DAKAR (Thomson Reuters Foundation) – Hundreds of volunteers in the Democratic Republic of Congo have set out on foot and motorbike to teach Ebola safety in a drive aid agencies say could be key to containing a deadly outbreak.
Community workers are racing to trace contacts of those infected by the virus and relay information to the public in northwest Congo, where an outbreak was detected at the start of May, in the hope of stopping its spread, the Red Cross said.
At least 27 people have been killed so far, including two who escaped quarantine in Mbandaka, a city of 1.5 million, where health experts fear the disease will be most difficult to halt.
Ebola is highly contagious and spreads through contact with the bodily fluids of its victims, often during burial rites. It killed at least 11,300 people in the West African countries of Guinea, Liberia and Sierra Leone between 2013 and 2016.
“We still have time to contain the outbreak, and I think prevention work is where it will happen,” said Chiran Livera, head of the Ebola operation for the International Federation of Red Cross and Red Crescent Societies (IFRC).
“The more organizations that can focus on this community work the better,” he told the Thomson Reuters Foundation.
Alongside the IFRC, the United Nations’ children’s agency (UNICEF) has mobilized about 1,000 local community workers to provide advice by going door-to-door and speaking in schools, markets, and churches in Mbandaka and its surrounding villages.
“We talk to them about what Ebola is, how it is transmitted, what the symptoms are,” said Balthazar Moyongo, 50, a community worker in Mbandaka.
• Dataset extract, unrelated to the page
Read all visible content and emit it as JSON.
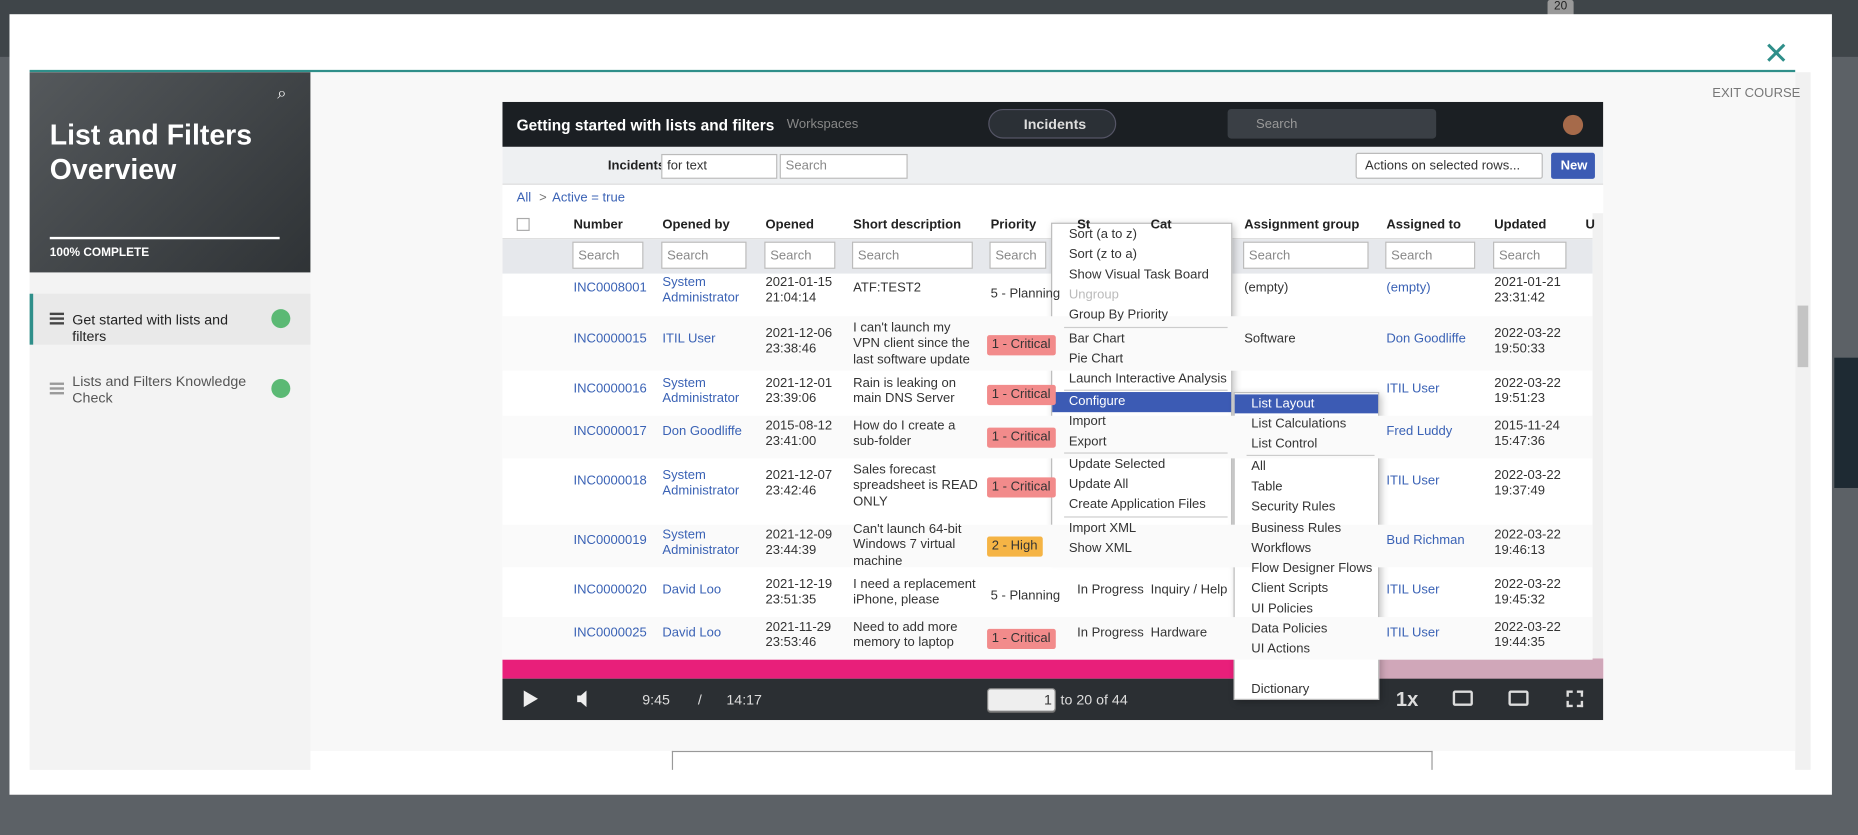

“They’re not resistant,” he told the Thomson Reuters Foundation by phone. “It encourages me because I think they understand what I’m telling them.”
Yet there is still a lot of work to be done, he added.
“The most important thing we tell them is to protect themselves, and don’t touch the bodies if someone dies,” said Eddy Eale, another community worker in Mbandaka.
The World Health Organization (WHO) rolled out an experimental vaccine this week for the first time in Congo, where there have been nine Ebola outbreaks since the disease made its first known appearance there in the 1970s.
“In previous outbreaks in DRC, community communication has proven to be crucial in terms of the effectiveness of the response to Ebola,” said Yves Willemot, a UNICEF spokesman.